27
$\begingroup$

In Leibniz notation, the 2nd derivative is written as $\dfrac{\mathrm d^2y}{\mathrm dx^2}\ ?$

Why is the location of the $2$ in different places in the $\mathrm dy/\mathrm dx$ terms?

  • 0
    @Doug: rereading these comments, I find I was being unusually flippant. More seriously: of course the Leibniz notation is used by almost everyone at times, including me.

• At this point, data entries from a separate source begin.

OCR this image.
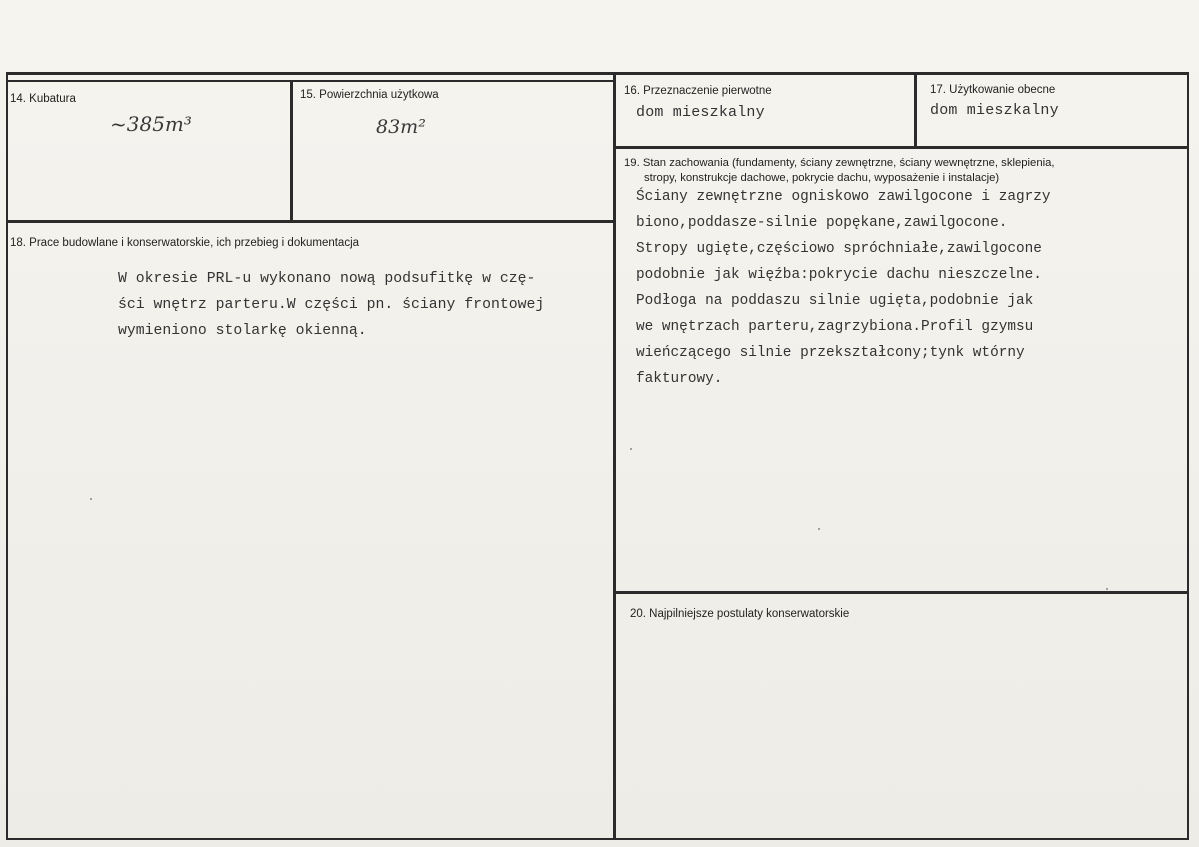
14. Kubatura
~385m³
15. Powierzchnia użytkowa
83m²
16. Przeznaczenie pierwotne
dom mieszkalny
17. Użytkowanie obecne
dom mieszkalny
18. Prace budowlane i konserwatorskie, ich przebieg i dokumentacja
W okresie PRL-u wykonano nową podsufitkę w czę-
ści wnętrz parteru.W części pn. ściany frontowej
wymieniono stolarkę okienną.
19. Stan zachowania (fundamenty, ściany zewnętrzne, ściany wewnętrzne, sklepienia,
stropy, konstrukcje dachowe, pokrycie dachu, wyposażenie i instalacje)
Ściany zewnętrzne ogniskowo zawilgocone i zagrzy
biono,poddasze-silnie popękane,zawilgocone.
Stropy ugięte,częściowo spróchniałe,zawilgocone
podobnie jak więźba:pokrycie dachu nieszczelne.
Podłoga na poddaszu silnie ugięta,podobnie jak
we wnętrzach parteru,zagrzybiona.Profil gzymsu
wieńczącego silnie przekształcony;tynk wtórny
fakturowy.
20. Najpilniejsze postulaty konserwatorskie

What is "unforunate" is the sort of yes/no answer that you get (or give!) when asked whether $\frac{dy}{dx}$ is actually a ratio of two quantities.2011-08-21

5 Answers 5

25

Somewhat mundanely,

$ \frac{d}{dx}\left(\frac{d}{dx}(y)\right) = \frac{d}{dx}\left(\frac{dy}{dx}\right) = \frac{d\,dy}{dx\,dx} = \frac{d^2 y}{dx^2} $

  • 2
    @WillR Not my answer; and the length of the comment is also related to the length of the misunderstanding in the question being asked, so... no. In fact, the notation is very useful and very flexible and indicative; for example, it immediately tells you the correct units to use for the $n$th derivative (units of $y$ divided by (units of $x$)${}^n$. So... no. The real answer is that it needs proper interpretation. Just line $\sin^2(x)$ is correctly interpreted as $(\sin(x))^2$, and not as a product of $s$, $i$, $n^2$, and $x$; or, for that matter, $\sin($n$)$, where the two $n$s are different.2017-12-07
22

Purely symbolically, if we accept that $dy = f'(x)\,dx$, and treat $dx$ as a constant, then $d^2y = d(dy) = d(f'(x)\,dx) = dx\,d(f'(x)) = dx\,f''(x)\,dx = f''(x)\,(dx)^2,$ so dividing yields: $\frac{d^2y}{(dx)^2} = \frac{d^2y}{dx^2} = f''(x).$

As to where this notation actually comes from, though: My guess is that it comes from a time when mathematicians primarily thought of $dx$ and $dy$ as "infinitesimal quantities." There are ways of doing so rigorously (via non-standard analysis), and perhaps there is a way of making this notation rigorous that way.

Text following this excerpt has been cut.